Cara, which means “friend” in Gaelic according to Mark Toriski, Marketing and Communications Manager, will train participants in building
personal and professional skills before placing
them in a job best suited to them. Cara will then
provide retention coaching for each individual
for the first year on the job. “There is no stigma
here. But there are a lot of rigors for what we do
here. You have to be ready, able and motivated
to get back to work.”
After a childhood of tribulations, surviving without a father in an unstable neighborhood, Cara participant Marquis says, “I saw a whole bunch of violence and negativity growing up. At one point in my life I realized I had to let go of the anger and hostility.”
“I got a chance to get into Cara because my mother who was trying to get me to go get a LINK Card. I finally went but I told them I really don’t want a LINK Card, I want a job! They gave me a bunch of tests and options, and I chose Cara. This place was a real humbler,” Marquis continues. “I had to re-humble myself.”
Through workshops and education, Cara’s training is based on five workplace competencies: Professionalism, Time Management, Conflict Resolution, Communication and Team Work. Once basic needs are met and professionalism and interview readiness are achieved by the participant, Cara’s placement team works to identify job matches and qualifications, provide interview preparation instructions specific to the job posting, and assist with follow-up. To ensure successful re-integration into the community and retention of stable employment, Cara offers intensive follow-up support services to its participants for at least one year after they are placed into permanent employment to assist in stabilizing their lives.
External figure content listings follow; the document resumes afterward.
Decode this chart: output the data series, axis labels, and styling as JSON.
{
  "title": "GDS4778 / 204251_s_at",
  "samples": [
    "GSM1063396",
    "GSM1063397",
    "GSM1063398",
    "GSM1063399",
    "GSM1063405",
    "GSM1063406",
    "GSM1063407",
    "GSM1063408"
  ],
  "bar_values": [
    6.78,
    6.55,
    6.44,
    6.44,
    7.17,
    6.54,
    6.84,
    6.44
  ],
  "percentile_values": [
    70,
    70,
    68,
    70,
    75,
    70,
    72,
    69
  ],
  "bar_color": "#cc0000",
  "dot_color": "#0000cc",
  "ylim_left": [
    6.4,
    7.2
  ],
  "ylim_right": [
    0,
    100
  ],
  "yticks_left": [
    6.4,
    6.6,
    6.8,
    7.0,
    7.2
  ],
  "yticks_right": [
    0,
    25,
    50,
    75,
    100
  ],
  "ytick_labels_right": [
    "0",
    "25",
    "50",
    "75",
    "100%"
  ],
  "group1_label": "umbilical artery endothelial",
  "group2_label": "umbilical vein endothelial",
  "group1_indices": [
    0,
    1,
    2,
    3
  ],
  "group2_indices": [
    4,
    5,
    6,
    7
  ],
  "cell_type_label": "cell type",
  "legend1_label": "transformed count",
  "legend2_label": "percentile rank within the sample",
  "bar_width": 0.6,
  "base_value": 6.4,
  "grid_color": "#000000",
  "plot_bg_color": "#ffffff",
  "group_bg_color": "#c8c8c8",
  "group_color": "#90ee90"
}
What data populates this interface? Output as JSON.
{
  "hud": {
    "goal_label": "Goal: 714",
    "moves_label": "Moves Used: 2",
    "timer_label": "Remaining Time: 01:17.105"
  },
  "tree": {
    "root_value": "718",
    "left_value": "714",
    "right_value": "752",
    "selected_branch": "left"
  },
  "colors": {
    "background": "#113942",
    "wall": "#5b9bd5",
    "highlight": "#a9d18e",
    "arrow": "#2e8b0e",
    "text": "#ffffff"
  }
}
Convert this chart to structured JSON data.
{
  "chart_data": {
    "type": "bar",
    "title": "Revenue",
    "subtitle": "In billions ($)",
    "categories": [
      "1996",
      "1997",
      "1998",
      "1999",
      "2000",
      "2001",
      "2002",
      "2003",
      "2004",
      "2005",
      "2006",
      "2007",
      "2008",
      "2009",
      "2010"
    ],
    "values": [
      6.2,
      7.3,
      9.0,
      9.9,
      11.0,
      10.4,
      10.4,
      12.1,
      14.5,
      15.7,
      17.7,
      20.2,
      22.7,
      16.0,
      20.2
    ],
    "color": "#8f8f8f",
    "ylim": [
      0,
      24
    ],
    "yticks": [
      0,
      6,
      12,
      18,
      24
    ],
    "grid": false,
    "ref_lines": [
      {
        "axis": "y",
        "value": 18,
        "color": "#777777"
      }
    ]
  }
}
“When I found Cara, I was motivated by the atmosphere here,” Marquis says. “Cara guided me to where I wanted to go. I wanted to be a truck driver but Elaine Ross [Cara’s Manager of Placement Services] told me I was hiding my potential if I just settled for that. She helped me find a job at the Union League Club of Chicago and I’ve been there for two years now. I’ve been promoted three times already and was named runner-up for Employee of the Year my first year. I still communicate with [Career Advancement and Alumni Manager] Rita Balzotti. We talk about my next steps and she keeps my resume updated.” Marquis recently moved his family to a house purchased in Oak Park, Illinois. “Through God, Cara and my family I’ve got the tools to be a success,” he says.
“Just stick through it,” adds Adrian. “You will have your ups and downs, your good days and bad days but stick through it. Because at the end of the day, you will benefit from this and it will take you far. Being here at Cara opens you up.”